On November 26, the Montgomery County Police Department announced that their exalted former Chief of Police, Charles Moose, died at the age of 68.  Chief Moose gained national notoriety when he was overseeing the DC Sniper’s investigation back in 2002.

According to his wife, the former Chief died at his home on Thanksgiving Day.

“We are extremely saddened by the news announcing the passing of former Chief Charles Moose,” said Chief Marcus Jones. “He was a great leader and led our department through the DC Sniper investigation, one of the most difficult crime sprees in our country’s history. We send condolences to his wife Sandy and all of his family and friends.”

Chief Moose served Montgomery County from 1999-2003.

Moose died “while watching football and sitting in his recliner,” Sandy Moose said in a Facebook post published by CNN affiliate WJLA.

“He called my name, and I came running but it was too late. His body was shutting down,” his wife wrote. “It seems so trite to give first notice this way.

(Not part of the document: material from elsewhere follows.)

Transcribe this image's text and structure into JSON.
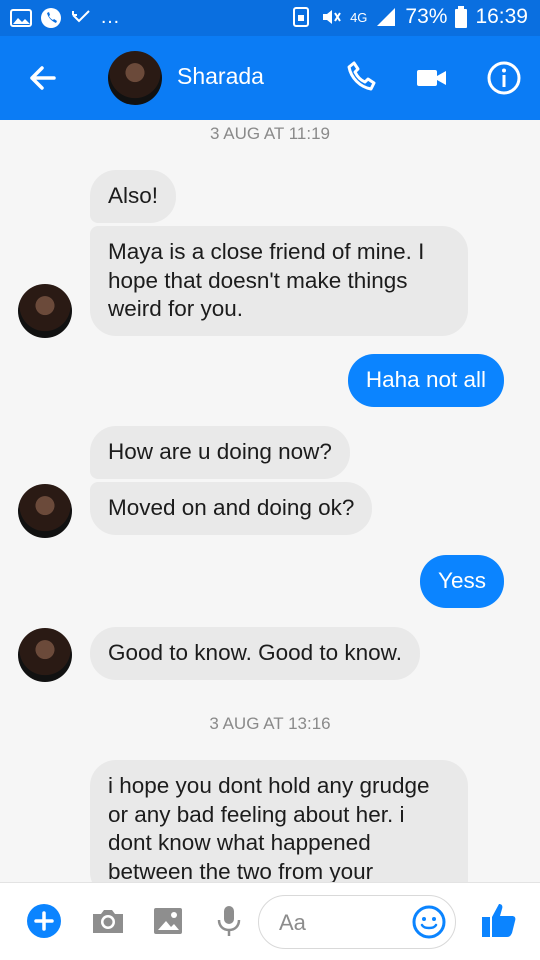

Right now, I can’t think much beyond I need a plan to celebrate this man: my best friend since 1982. He meant so much to so many, I’m at a loss … Godspeed Charles.”  ~ CNN

The DC Sniper attacks terrorized the Baltimore Beltway, the Washington D.C. area and the I-95 corridor in Virginia during October 2002.  Those deadly shooting attacks, carried out by John Allen Muhammad, 41, and Lee Boyd Malvo, 17, actually began in February 2002 with a series of murders and robberies as the duo traveled throughout Alabama, Arizona, Florida, Georgia, Louisiana, and Texas, and Washington, DC,

Between February and October of that year, the two were responsible for 17 murders and the wounding of 10 more.

At 3:19 in the morning on October 24, 2002, the FBI closed in on the snipers while they slept in their 1990 Chevy Caprice.

During that month, 10 people had been randomly gunned down and three critically injured while going about their everyday lives – mowing the lawn, pumping gas, shopping, reading a book. Among the victims was one of our own – FBI intelligence analyst Linda Franklin, who was felled by a single bullet while leaving a home improvement store in Virginia with her husband.

The massive investigation into the sniper attacks was led by the Montgomery County, Maryland, Police Department, headed by Chief Charles Moose, with the FBI and many other law enforcement agencies playing a supporting role. 

That morning, the hunt for the snipers came to an end when a team of Maryland State Police, Montgomery County SWAT officers, and agents from our Hostage Rescue Team arrested the sleeping John Allen Muhammad and Lee Boyd Malvo without a struggle.

Just a few hours earlier, at approximately 11:45 p.m., their dark blue 1990 Chevy Caprice – bearing the New Jersey license plate NDA-21Z, which had been widely publicized on the news only hours earlier – had been spotted at a rest stop parking lot off I-70 in Maryland. Within the hour, law enforcement swarmed the scene, setting up a perimeter to check out any movements and make sure there’d be no escape.

What evidence experts from the FBI and other police forces found there was both revealing and shocking. The car had a hole cut in the trunk near the license plate so that shots could be fired from within the vehicle. It was, in effect, a rolling sniper’s nest.

Also found in the car were:

  • The Bushmaster .223-caliber rifle that had been used in each attack;
  • A rifle’s scope for taking aim and a tripod to steady the shots;
  • A backseat that had the sheet metal removed between the passenger compartment and the trunk, enabling the shooter to get into the trunk from inside the car;
  • The Chevy Caprice owner’s manual with – the FBI Laboratory later detected – written impressions of the one of the demand notes;
  • The digital voice recorder used by both Malvo and Muhammad to make extortion demands;
  • A laptop stolen from one of the victims containing maps of the shooting sites and getaway routes from some of the crime scenes; and maps, walkie-talkies, and many more items.

Both Malvo and Muhammad were convicted at trial or pled guilty in multiple court cases in Maryland and Virginia. Both were sentenced to life without parole; Muhammad also received the death penalty in Virginia.  

In September 2003, Muhammad was sentenced to death; and in October, Malvo, a juvenile, was sentenced to six consecutive life sentences without parole. In November 2009, Muhammad was put to death by lethal injection.